Tower Influence

A tower shadow model, based on the work of Bak (Moriarty and Hansen1) is implemented in QBlade. This model is based on a superposition of the analytical solution for potential flow around a cylinder and a model for the downwind wake behind a cylinder, based on a tower drag coefficient.

For the potential flow around the cylinder contribution, the local velocity components \(U_{\mathrm{local}}\) and \(V_{\mathrm{local}}\) are affected by normalized velocity factors:

\[\begin{split}\begin{align} U_{\mathrm{local}} &= u\cdot U_{\infty}, \\ V_{\mathrm{local}} &= v\cdot U_{\infty}. \\ \end{align}\end{split}\]

In the above equations, \(U_{\infty}\) is the free stream velocity and \(u\) and \(v\) are given by:

\[\begin{split}\begin{align} u &= 1-\frac{\left(x+0.1\right)^2 - y^2}{\left( \left(x+0.1\right)^2 + y^2\right)^2} + \frac{C_d}{2\pi} \frac{x+0.1}{\left(x+0.1\right)^2 + y^2}, \\ v &= 2\frac{\left(x+0.1\right)y}{\left( \left(x+0.1\right)^2 + y^2 \right)^2} + \frac{C_d}{2\pi} \frac{y}{\left(x+0.1\right)^2 + y^2}. \\ \end{align}\end{split}\]

In these equations, \(x\) and \(y\) are the upwind and crosswind distances normalized by the tower radius at the relevant height. \(C_d\) is the drag coefficient of the the tower.

In addition, the tower produces a wake deficit in the downstream direction.
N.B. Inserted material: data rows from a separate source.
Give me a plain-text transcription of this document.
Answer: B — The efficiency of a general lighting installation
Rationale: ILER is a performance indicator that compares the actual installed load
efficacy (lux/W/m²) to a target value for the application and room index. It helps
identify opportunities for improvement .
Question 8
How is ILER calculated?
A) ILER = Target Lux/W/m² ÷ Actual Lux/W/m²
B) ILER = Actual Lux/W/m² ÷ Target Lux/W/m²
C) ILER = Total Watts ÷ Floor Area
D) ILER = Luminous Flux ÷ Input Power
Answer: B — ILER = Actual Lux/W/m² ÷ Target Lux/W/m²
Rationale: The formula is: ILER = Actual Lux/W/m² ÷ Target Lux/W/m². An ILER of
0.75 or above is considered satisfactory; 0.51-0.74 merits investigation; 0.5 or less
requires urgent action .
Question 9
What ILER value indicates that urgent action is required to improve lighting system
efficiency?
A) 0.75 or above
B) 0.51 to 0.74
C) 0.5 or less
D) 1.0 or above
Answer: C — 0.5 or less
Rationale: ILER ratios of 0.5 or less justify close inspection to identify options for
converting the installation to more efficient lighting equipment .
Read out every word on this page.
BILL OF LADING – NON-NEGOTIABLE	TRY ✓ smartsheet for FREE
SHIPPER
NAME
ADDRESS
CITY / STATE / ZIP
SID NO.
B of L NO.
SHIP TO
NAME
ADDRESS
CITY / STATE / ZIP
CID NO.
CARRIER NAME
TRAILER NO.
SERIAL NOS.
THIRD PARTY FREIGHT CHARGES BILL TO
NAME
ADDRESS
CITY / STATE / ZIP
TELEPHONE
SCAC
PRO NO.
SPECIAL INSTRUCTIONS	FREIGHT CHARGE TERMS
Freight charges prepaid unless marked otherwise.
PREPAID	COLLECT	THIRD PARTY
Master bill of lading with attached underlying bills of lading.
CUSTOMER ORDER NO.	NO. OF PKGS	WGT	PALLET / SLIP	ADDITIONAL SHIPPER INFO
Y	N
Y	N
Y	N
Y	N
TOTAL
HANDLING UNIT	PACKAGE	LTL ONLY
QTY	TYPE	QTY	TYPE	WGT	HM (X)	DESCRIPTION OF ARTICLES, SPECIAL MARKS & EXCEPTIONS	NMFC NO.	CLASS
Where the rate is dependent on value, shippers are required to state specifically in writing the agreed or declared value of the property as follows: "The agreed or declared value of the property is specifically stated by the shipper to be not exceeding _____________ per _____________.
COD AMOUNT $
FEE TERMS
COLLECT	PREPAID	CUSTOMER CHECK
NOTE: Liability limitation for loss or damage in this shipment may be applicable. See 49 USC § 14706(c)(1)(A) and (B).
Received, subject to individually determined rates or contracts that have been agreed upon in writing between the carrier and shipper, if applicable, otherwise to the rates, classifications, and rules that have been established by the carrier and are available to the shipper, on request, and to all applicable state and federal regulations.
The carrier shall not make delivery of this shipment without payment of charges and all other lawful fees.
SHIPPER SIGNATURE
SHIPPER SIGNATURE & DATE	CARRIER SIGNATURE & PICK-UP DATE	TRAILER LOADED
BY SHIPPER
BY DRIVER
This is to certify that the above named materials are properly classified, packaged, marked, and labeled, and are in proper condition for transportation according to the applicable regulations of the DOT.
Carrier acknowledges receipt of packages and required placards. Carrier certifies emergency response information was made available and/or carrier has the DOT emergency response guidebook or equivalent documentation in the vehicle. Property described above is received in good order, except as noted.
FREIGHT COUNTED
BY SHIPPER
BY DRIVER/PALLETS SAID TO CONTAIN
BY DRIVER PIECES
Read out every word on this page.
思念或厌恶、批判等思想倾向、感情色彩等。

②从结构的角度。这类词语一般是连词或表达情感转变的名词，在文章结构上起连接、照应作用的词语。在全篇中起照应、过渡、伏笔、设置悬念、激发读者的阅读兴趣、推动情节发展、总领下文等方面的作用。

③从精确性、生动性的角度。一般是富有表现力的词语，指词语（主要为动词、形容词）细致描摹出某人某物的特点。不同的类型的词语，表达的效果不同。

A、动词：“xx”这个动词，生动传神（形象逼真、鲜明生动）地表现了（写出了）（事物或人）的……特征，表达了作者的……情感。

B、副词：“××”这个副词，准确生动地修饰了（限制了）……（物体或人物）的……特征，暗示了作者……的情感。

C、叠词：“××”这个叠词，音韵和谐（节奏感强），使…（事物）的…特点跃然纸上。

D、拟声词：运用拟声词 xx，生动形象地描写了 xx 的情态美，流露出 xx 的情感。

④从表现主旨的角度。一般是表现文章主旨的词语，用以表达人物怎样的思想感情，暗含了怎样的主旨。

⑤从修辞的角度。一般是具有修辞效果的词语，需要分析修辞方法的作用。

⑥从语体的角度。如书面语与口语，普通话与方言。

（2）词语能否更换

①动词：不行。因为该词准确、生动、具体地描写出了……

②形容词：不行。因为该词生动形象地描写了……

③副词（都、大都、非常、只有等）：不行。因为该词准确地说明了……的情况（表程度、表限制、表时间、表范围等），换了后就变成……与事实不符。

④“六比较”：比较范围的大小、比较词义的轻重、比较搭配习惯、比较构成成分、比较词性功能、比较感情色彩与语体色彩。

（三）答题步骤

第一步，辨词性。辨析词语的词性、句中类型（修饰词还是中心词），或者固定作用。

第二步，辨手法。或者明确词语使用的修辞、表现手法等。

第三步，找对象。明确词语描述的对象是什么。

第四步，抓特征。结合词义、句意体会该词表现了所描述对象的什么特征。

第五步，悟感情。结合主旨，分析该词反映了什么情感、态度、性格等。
The deficit inside the location of the wake is given by:

\[\begin{align} U_{\mathrm{local}} = (1-u_{\mathrm{wake}})\cdot U_{\infty}, \end{align}\]

where \(u_{\mathrm{wake}}\) is given by:

\[\begin{align} u_{\mathrm{wake}} = \frac{C_d}{\sqrt{d}}\cos^2 \left( \frac{\pi}{2} \frac{y}{\sqrt{d}} \right) \qquad \mathrm{for} \quad |y|\leq\sqrt{d}. \end{align}\]

In the above equation, \(d=\sqrt{x^2+y^2}\) is the non-dimensional radial distance from the evaluation point to the tower center. The wake width is assumed to be \(\sqrt{d}\).

The tower shadow model only affects velocity components that are normal to the tower centerline; the z-component of the velocity, parallel to the tower centerline, remains unaffected. The tower shadow model is only used when the z-component of the evaluation point is smaller or equal to the tower height. An example of the tower shadow velocity deficit is shown in Fig. 11.

An application of the tower model, including a comparison to CFD simulations and experimental data is found in the work of Klein et al.2.

1: Moriarty and Hansen. AeroDyn Theory Manual. Renewable Energy, 15(January):500–36313, 2005. URL: http://www.nrel.gov/docs/fy05osti/36881.pdf.
2: Annette Claudia Klein, Sirko Bartholomay, David Marten, Thorsten Lutz, George Pechlivanoglou, Christian Navid Nayeri, Christian Oliver Paschereit, and Ewald Krämer. About the suitability of different numerical methods to reproduce model wind turbine measurements in a wind tunnel with a high blockage ratio. Wind Energy Science, 3(1):439–460, 2018. doi:10.5194/wes-3-439-2018.